Pour le journal Le Monde, elle était sans conteste la grande "surprise" de la sélection du prix Goncourt. L'écrivaine camerounaise Djaïli Amadou Amal vient de remporter le prix Goncourt des lycéens pour Les impatientes, son cinquième roman publié en dix ans. Une histoire aussi exigeante que poignante.
Poignante et exigeante, car elle brasse un bon nombre de thématiques tabous, comme le mariage forcé, la polygamie mais aussi le viol conjugal. Publication des éditions Emmanuelle Collas, Les impatientes nous emmène au Sahel et narre l'histoire - et surtout le calvaire - de deux soeurs mariées de force. L'occasion d'évoquer par le biais des regards féminins la réalité de violences patriarcales érigées en traditions - et en système.
Récit d'autant plus sensible qu'il est en partie autobiographique. Comme elle le raconte au média en ligne Brut, Djaïli Amadou Amal, elle aussi, a été mariée de force à 17 ans. C'est sa fuite - et sa survie - qui l'ont amenée à épouser la voie du romanesque. Bien lui en a pris. Clémence Nominé, présidente du jury du Goncourt des lycéens, salue aujourd'hui la justesse d'un "témoignage subtil et émouvant, sans lyrisme superflu".
On comprend volontiers pourquoi ce roman était déjà finaliste du prix Goncourt - tout court - fin novembre. Une plume remarquée... et alerte.
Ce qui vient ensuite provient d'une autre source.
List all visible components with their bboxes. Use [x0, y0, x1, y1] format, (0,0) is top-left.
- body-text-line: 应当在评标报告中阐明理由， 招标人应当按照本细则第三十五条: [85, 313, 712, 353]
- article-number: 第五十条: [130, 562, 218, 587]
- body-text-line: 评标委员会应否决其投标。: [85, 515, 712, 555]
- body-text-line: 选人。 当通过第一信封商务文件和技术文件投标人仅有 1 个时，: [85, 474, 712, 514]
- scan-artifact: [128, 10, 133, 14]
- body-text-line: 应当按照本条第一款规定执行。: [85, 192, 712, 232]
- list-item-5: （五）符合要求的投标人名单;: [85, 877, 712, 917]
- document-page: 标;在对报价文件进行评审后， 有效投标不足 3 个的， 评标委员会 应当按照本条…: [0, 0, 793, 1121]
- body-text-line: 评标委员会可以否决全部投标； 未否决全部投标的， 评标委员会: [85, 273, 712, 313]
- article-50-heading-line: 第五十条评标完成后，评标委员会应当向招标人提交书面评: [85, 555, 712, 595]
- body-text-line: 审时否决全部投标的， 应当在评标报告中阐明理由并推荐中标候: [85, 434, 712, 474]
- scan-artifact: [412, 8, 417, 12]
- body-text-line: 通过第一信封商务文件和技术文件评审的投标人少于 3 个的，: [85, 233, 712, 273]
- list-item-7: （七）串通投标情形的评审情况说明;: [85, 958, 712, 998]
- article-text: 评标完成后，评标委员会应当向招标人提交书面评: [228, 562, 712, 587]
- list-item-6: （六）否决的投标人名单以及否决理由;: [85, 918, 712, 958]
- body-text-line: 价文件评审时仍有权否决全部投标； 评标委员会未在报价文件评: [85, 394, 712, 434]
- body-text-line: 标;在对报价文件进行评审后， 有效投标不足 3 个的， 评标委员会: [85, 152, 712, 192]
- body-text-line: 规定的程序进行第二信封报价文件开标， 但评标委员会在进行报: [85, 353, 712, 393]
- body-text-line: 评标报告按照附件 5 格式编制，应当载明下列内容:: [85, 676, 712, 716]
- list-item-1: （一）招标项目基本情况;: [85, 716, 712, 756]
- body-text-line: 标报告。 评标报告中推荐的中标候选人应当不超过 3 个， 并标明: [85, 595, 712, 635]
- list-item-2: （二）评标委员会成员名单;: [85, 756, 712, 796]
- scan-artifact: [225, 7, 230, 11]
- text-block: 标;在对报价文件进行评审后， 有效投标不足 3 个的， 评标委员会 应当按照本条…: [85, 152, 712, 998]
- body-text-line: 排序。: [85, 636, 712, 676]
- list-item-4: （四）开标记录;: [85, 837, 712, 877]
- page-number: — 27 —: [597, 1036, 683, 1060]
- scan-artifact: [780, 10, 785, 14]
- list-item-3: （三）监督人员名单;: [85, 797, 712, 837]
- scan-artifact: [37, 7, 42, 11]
Lors de ses prises de parole, Djaïli Amadou Amal n'hésite pas à revendiquer son militantisme féministe. A l'hebdo panafricain Jeune Afrique, elle explique : "L'écriture m'a d'abord servi d'exutoire puis elle a acquis une fonction préventive contre les violences. En montrant des femmes fortes dans un quotidien étouffant, je veux leur prouver qu'il est toujours possible de s'affirmer". Puissante note d'intention.
C'est aussi pour cela, remarque Le Monde, que le propos des Impatientes "résonne singulièrement dans une époque travaillée par les violences faites aux femmes". Une manière d'apporter visibilité et retentissement aux luttes pour les droits des femmes et à certaines thématiques bien trop silenciées. Car comme l'indiquent les nombreuses alertes de la station de radio nationale VOA Afrique, le phénomène des mariages forcés de femmes et de filles est toujours aussi alarmant dans des pays d'Afrique de l'Ouest comme le Togo ou le Bénin.
Son engagement, l'écrivaine le réitère volontiers au site Afrolivresque : "Si défendre les droits des femmes et essayer d'apporter des solutions aux problèmes qu'elles rencontrent est féministe, alors je suis une féministe". CQFD. Un roman pour visibiliser cette cause, donc, mais pas seulement. Comme le rappelle encore le Parisien, avec le sacre de l'autrice camerounaise, c'est également la première fois qu'un pays subsaharien fait son entrée dans l'histoire du Goncourt. De quoi rêver à de plus inclusives cérémonies et récompenses à l'avenir.